Mi mostra due bossoli raccolti sul Piave e lavorati subito dopo la guerra dai soldati che erano in zona a sistemare un po' i terreni. Su uno è scritto «Ricordo di guerra del Montello in Ciano 1917-18 Buratto Vittoria» (è il nome della suocera). L'altro bossolo ha la stessa scritta ma è dedicato a Buratto Pietro (suo suocero). 

[...] I soldati si erano "incasati" da noi subito dopo la guerra per coprire le trincee, e qualcuno di loro era specialista nell'incidere i bossoli.
Sotto i bossoli è scritto MB 917 5.
Sono in ottone e sono tenuti ben lucidi da mia moglie [Esterina Buratto, classe 1924].
Verso febbraio del 1918 la nostra famiglia fu mandata a Como perchè in casa dei Merlo eravamo in troppi; per la precisione ci hanno portato a Casatenovo, e là siamo rimasti fino al ritorno. Eravamo in un fabbricato grande, la nostra famiglia e altre 7-8 di Ciano. 
Siamo partiti in treno, ma prima di partire abbiamo venduto le vacche a una specie di ammasso del governo e qualcosa abbiamo recuperato; i carri e l'altra roba l'abbiamo invece lasciata alla famiglia Merlo.
Mio padre era militare e quando siamo scappati da Ciano verso San Vito di Altivole ci ha accompagnato lui, perché era in convalescenza perché si era spaccata la spalla; non con una pallottola ma mi sembra a causa di una pedata di mulo.
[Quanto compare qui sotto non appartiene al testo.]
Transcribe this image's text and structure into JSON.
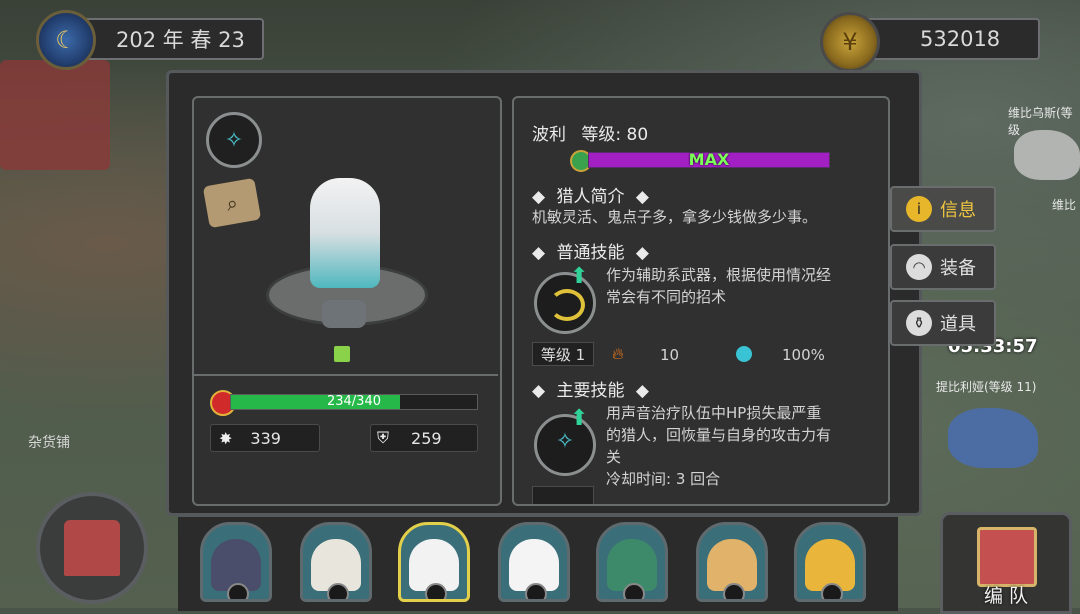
{
  "top": {
    "date": "202 年 春 23",
    "gold": "532018"
  },
  "character": {
    "name": "波利",
    "level_label": "等级: 80",
    "exp_status": "MAX",
    "hp_text": "234/340",
    "hp_fraction": 0.688,
    "attack": "339",
    "defense": "259"
  },
  "intro": {
    "title": "猎人简介",
    "text": "机敏灵活、鬼点子多，拿多少钱做多少事。"
  },
  "normal_skill": {
    "title": "普通技能",
    "desc_line1": "作为辅助系武器，根据使用情况经",
    "desc_line2": "常会有不同的招术",
    "level_label": "等级 1",
    "stat1": "10",
    "stat2": "100%"
  },
  "main_skill": {
    "title": "主要技能",
    "desc_line1": "用声音治疗队伍中HP损失最严重",
    "desc_line2": "的猎人，回恢量与自身的攻击力有",
    "desc_line3": "关",
    "cooldown": "冷却时间: 3 回合"
  },
  "side_menu": {
    "info": "信息",
    "equip": "装备",
    "item": "道具"
  },
  "team_button": "编 队",
  "map_labels": {
    "label1": "维比乌斯(等级",
    "label2": "维比",
    "label3": "提比利娅(等级 11)",
    "timer": "05:33:57",
    "shop": "杂货铺"
  },
  "colors": {
    "exp_bar": "#a21fc4",
    "hp_bar": "#27b84a",
    "selected_border": "#e2cf4a"
  }
}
Poi mio padre è tornato militare, sul Grappa. Ogni tanto, quand'era in permesso, veniva però a trovarci a Como. I nonni, a Como, andavano a lavorare in questa azienda agricola che chiamavano farma [?]. Era una grossa azienda con questa cascina a cerchio in cui si erano sistemate le famiglie di profughi...
Mi ricordo che andavo all'asilo dalle suore di Casatenovo. Stavo bene, bel ricordo, anche perché molti bambini del posto mi invitavano a casa loro e mangiavo con loro; e questo succedeva quasi sempre...

Nastro 1994/21 - Lato A
Aggiunte e precisazioni, 31 maggio 1994

La nostra casa, quando siamo ritornati, non era completamente rotta. Era bucata in qualche punto, ma non rotta. La prima linea tedesca era di là del Piave, cioè in questo punto a circa due chilometri, perché ci sono le grave, che allora erano anche molto spesso piene di acqua ... (c'era l'acqua granda)...
[...]
La casa Serena che si vede citata nelle carte si trovava e si trova sulla (presa) 12, al Cippo degli arditi, poco più avanti, là sopra. Prima c'è la scuola del Cippo arditi e poi c'è la casa, sulla destra.
I Serena erano dei signori di Cornuda, che avevano anche altre case, e all'epoca vi abitava anche proprio un Serena, però la terra era lavorata dai fittavoli, dalla famiglia Bolzanello di cui qualcuno è ancora vivo.
Finita la guerra e fino all'inizio della successiva si andava un po' tutti a trovare ferro e residuati bellici nel Piave. Io in un paio d'anni mi sono comperato la bicicletta.
Qualcuno si è comprato anche il cercaferro, verso il 1933-35. Ce n'erano diversi, Colle Angelo, Nicoletti Armando ... ma erano in 5-6 che andavano a cercare ferro attrezzati. Qualcuno ci è rimasto ucciso, ad esempio Nicoletti Rino, lui e tre suoi figli, spaccando una bomba perforante trovata vicino a casa, sulla 16.